The head of the U.S. bishops’ human development committee applauded the U.S. Senate for passing a bill responding to the nation’s opioid crisis, and encouraged the House of Representatives to pass the legislation as well.
“The Senate passed bill is but a first step in addressing several aspects of the opioid crisis, including support for increases in research, treatment, education, and security and law enforcement,” said Bishop Frank Dewane of Venice, Florida, in a Sept. 21 statement.
“As the midterm elections and the end of the year approach, it can be difficult to complete complex legislation during the remaining time. The opioid crisis, however, cannot wait until next year.”
Bishop Dewane chairs the Committee on Domestic Justice and Human Development for the U.S. bishops’ conference.
He applauded the Sept. 17 passage of the Opioid Crisis Response Act in the U.S. Senate. Sponsored by Sen.
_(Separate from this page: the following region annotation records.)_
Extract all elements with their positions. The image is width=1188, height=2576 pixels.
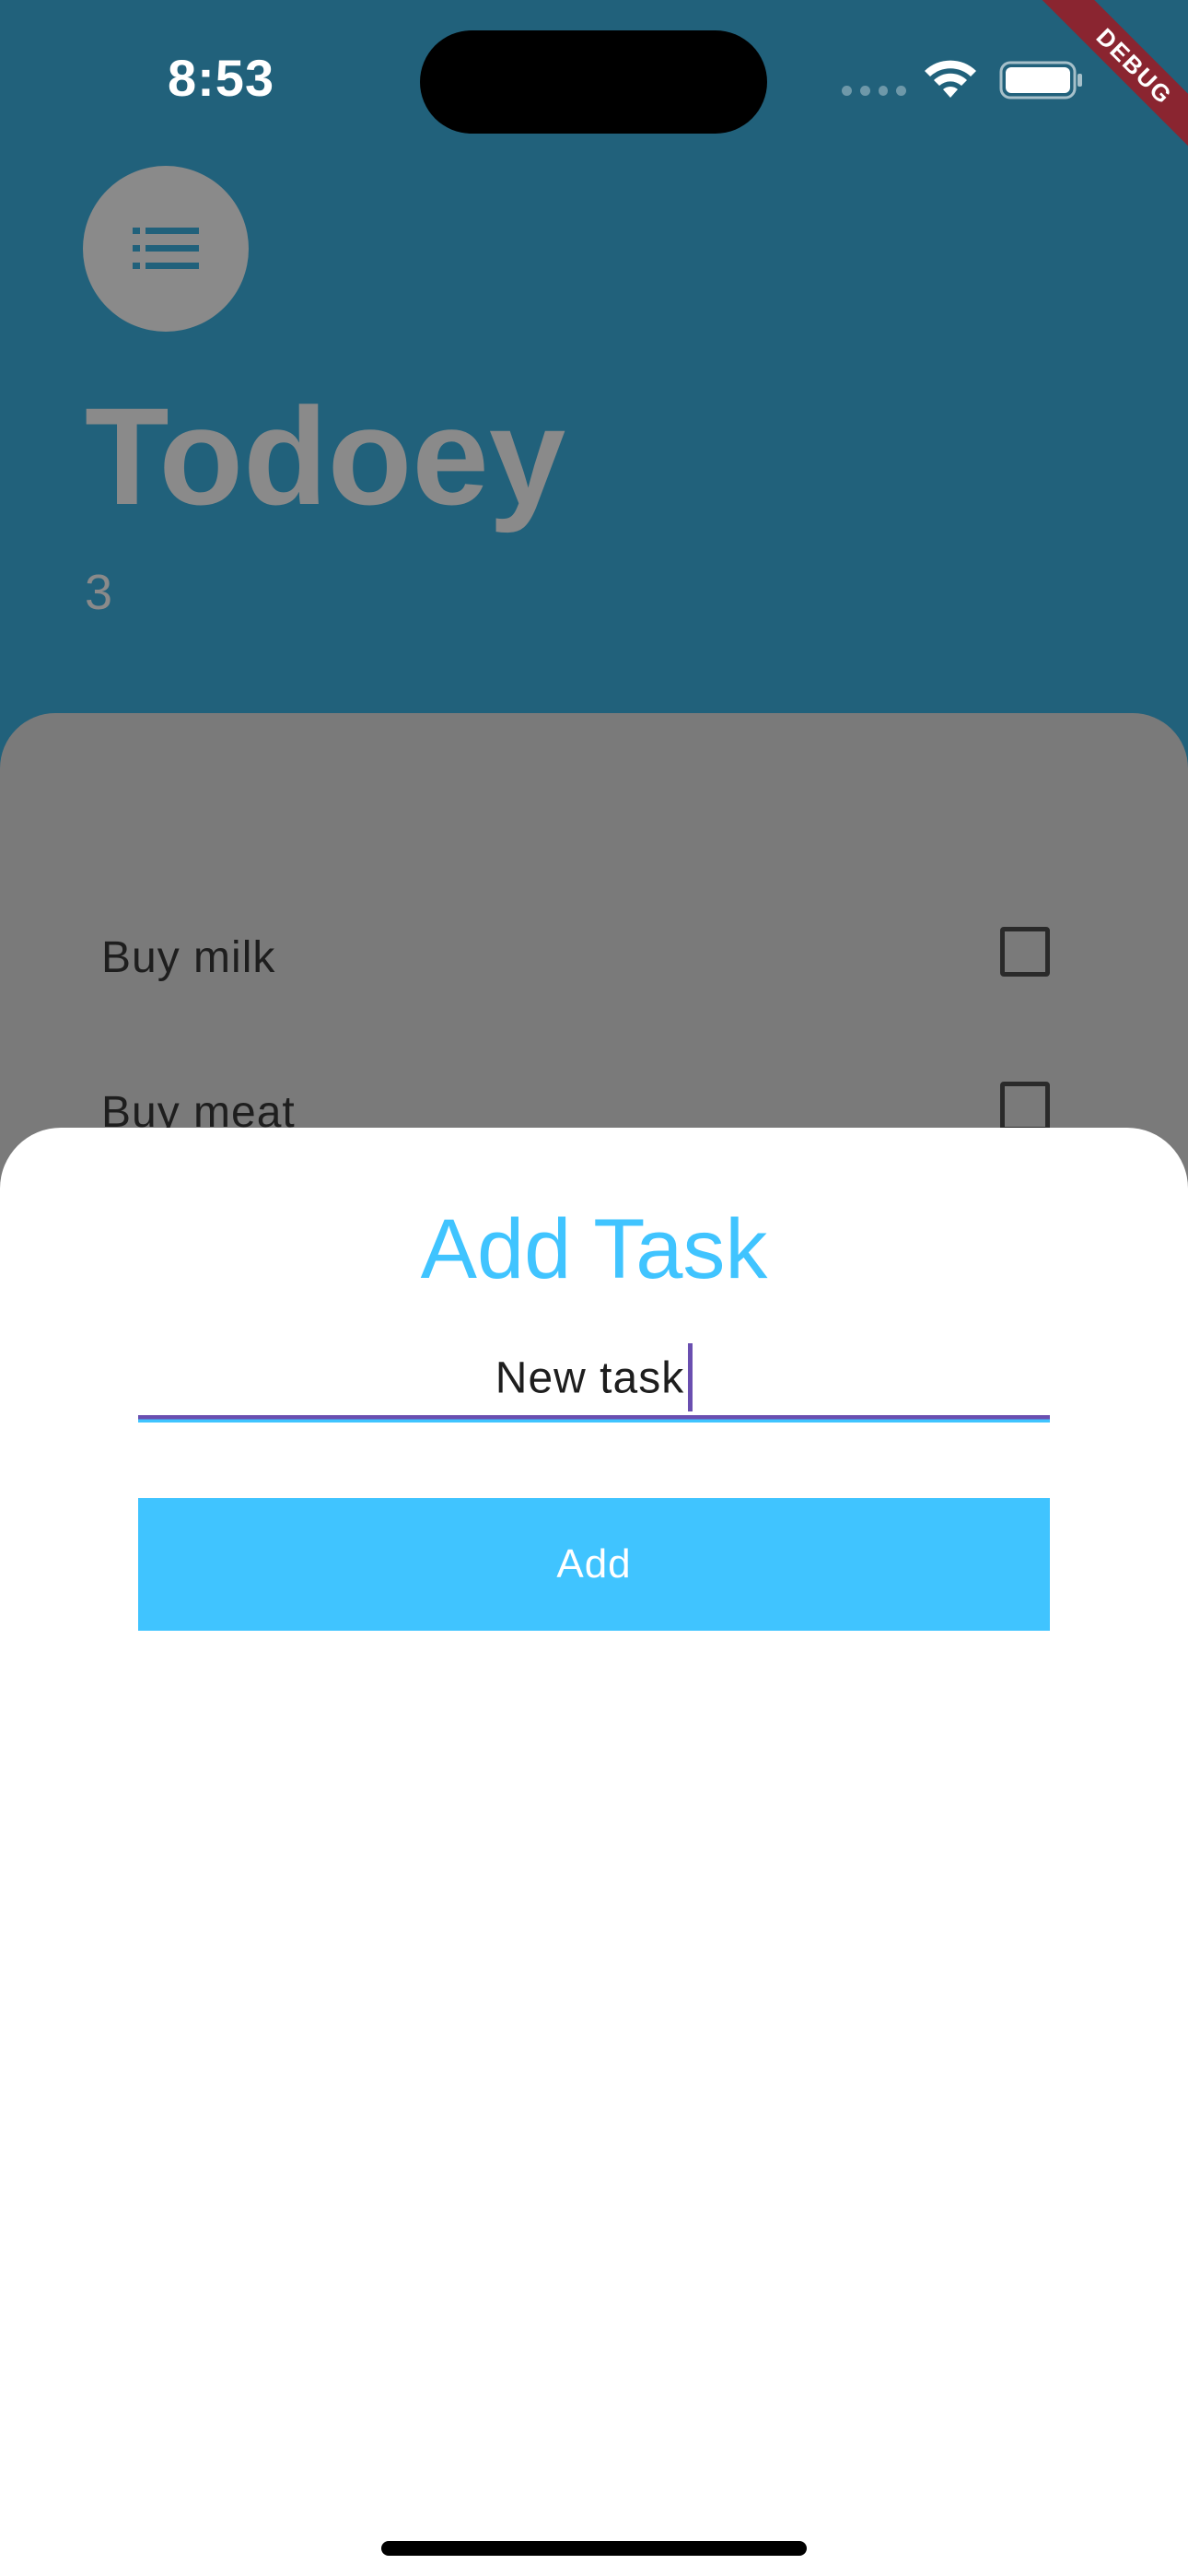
task-input-value: New task xyxy=(495,1353,685,1403)
dynamic-island xyxy=(420,30,767,134)
add-button[interactable]: Add xyxy=(138,1498,1050,1631)
add-task-sheet: Add Task New task Add xyxy=(0,1128,1188,2576)
task-input[interactable]: New task xyxy=(138,1321,1050,1423)
debug-banner-label: DEBUG xyxy=(1023,0,1188,178)
task-row[interactable]: Buy milk xyxy=(101,912,1050,1004)
wifi-icon xyxy=(925,60,976,98)
home-indicator[interactable] xyxy=(381,2541,807,2556)
cellular-signal-icon xyxy=(842,86,906,99)
task-input-text[interactable]: New task xyxy=(138,1343,1050,1415)
list-icon xyxy=(133,228,199,269)
task-label: Buy milk xyxy=(101,933,276,982)
list-icon-button[interactable] xyxy=(83,166,249,332)
task-checkbox[interactable] xyxy=(1000,1082,1050,1131)
add-task-title: Add Task xyxy=(420,1202,768,1296)
debug-banner: DEBUG xyxy=(1004,0,1188,184)
task-count: 3 xyxy=(85,565,113,620)
task-checkbox[interactable] xyxy=(1000,927,1050,977)
status-time: 8:53 xyxy=(168,49,275,107)
app-title: Todoey xyxy=(85,379,566,533)
task-input-underline xyxy=(138,1415,1050,1423)
text-cursor xyxy=(688,1343,693,1411)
Lamar Alexander (R-TN), the bill was approved by a vote of 99-1.
It would provide for research for new non-habit-forming painkillers, additional medication-assisted treatment and psychological services, programs to benefit babies born with opioid addiction and their mothers, and new recovery centers for opioid addiction.
Opioids, both synthetic and natural, include common prescription painkillers such as morphine, oxycodone, and fentanyl, as well as illegal drugs such as heroin.
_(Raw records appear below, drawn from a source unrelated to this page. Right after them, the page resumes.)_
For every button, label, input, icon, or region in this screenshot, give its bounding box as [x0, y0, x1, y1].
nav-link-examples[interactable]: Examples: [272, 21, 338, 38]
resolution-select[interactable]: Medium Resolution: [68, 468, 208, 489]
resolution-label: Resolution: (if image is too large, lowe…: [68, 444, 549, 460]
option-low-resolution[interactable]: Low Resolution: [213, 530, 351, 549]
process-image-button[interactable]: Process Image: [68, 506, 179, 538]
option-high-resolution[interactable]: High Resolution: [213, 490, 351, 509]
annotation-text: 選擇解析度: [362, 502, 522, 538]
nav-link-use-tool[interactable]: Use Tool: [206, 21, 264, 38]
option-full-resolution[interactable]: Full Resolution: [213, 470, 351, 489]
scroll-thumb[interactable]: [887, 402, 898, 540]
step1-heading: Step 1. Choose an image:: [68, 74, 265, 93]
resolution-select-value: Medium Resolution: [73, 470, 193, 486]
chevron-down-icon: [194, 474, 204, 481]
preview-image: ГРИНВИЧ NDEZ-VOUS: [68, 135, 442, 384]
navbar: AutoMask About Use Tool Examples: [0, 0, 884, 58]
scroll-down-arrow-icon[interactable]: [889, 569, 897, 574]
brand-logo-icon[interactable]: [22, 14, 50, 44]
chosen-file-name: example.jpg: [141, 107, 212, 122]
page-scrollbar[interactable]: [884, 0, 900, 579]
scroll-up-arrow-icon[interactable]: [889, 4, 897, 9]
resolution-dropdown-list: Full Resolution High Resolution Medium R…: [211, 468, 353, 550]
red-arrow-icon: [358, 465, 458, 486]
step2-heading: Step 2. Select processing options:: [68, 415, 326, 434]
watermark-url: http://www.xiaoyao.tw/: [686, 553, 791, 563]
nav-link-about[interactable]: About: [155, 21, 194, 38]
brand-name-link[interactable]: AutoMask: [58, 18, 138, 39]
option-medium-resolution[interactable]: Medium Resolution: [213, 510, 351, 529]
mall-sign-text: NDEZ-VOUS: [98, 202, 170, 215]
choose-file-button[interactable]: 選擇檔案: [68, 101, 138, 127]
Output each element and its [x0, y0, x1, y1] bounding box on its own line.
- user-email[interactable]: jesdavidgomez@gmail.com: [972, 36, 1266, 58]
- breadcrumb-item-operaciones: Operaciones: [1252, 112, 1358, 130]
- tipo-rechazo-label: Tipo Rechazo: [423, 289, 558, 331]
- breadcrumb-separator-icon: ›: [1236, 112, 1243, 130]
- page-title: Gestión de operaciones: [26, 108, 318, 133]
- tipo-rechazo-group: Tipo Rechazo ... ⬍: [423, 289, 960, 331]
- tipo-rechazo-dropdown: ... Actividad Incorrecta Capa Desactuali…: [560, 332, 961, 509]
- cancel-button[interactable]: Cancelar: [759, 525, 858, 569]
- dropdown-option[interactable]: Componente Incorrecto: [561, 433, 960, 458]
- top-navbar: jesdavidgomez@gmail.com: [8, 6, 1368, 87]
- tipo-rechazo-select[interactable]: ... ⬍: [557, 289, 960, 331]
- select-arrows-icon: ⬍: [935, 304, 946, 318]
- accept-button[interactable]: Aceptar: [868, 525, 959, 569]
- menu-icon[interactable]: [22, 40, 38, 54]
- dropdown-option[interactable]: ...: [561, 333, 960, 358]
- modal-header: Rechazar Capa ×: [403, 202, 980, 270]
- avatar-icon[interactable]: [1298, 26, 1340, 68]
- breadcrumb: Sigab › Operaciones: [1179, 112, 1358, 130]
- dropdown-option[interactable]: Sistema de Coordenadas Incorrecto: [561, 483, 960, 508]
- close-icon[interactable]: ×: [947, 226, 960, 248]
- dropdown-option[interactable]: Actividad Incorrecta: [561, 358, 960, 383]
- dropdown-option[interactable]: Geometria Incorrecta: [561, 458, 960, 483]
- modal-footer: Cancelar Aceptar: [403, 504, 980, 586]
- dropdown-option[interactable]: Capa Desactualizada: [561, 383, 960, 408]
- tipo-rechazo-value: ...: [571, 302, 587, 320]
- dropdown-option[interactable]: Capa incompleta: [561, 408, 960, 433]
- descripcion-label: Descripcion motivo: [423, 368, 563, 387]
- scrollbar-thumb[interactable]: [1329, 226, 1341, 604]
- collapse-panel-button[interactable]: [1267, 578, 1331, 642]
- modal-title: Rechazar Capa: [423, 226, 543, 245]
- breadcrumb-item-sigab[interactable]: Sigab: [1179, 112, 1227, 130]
In his statement, Bishop Dewane quoted a preliminary estimate by the Centers for Disease Control which suggested that more than 72,000 people had died in 2017 as the result of a drug overdose.
“Congress is to be applauded for the bipartisan efforts that have already occurred and should swiftly work through remaining obstacles to find effective solutions that can become law,” the bishop said.
“It is encouraging that lawmakers in Congress appear to be making progress in bipartisan legislation that would address many issues related to the crisis.”
He pointed to the words of Pope Francis: “Every drug addict has a unique personal story and must be listened to, understood, loved, and, insofar as possible, healed and purified. We cannot stoop to the injustice of categorizing drug addicts as if they were mere objects or broken machines; each person must be valued and appreciated in his or her dignity in order to enable them to be healed.”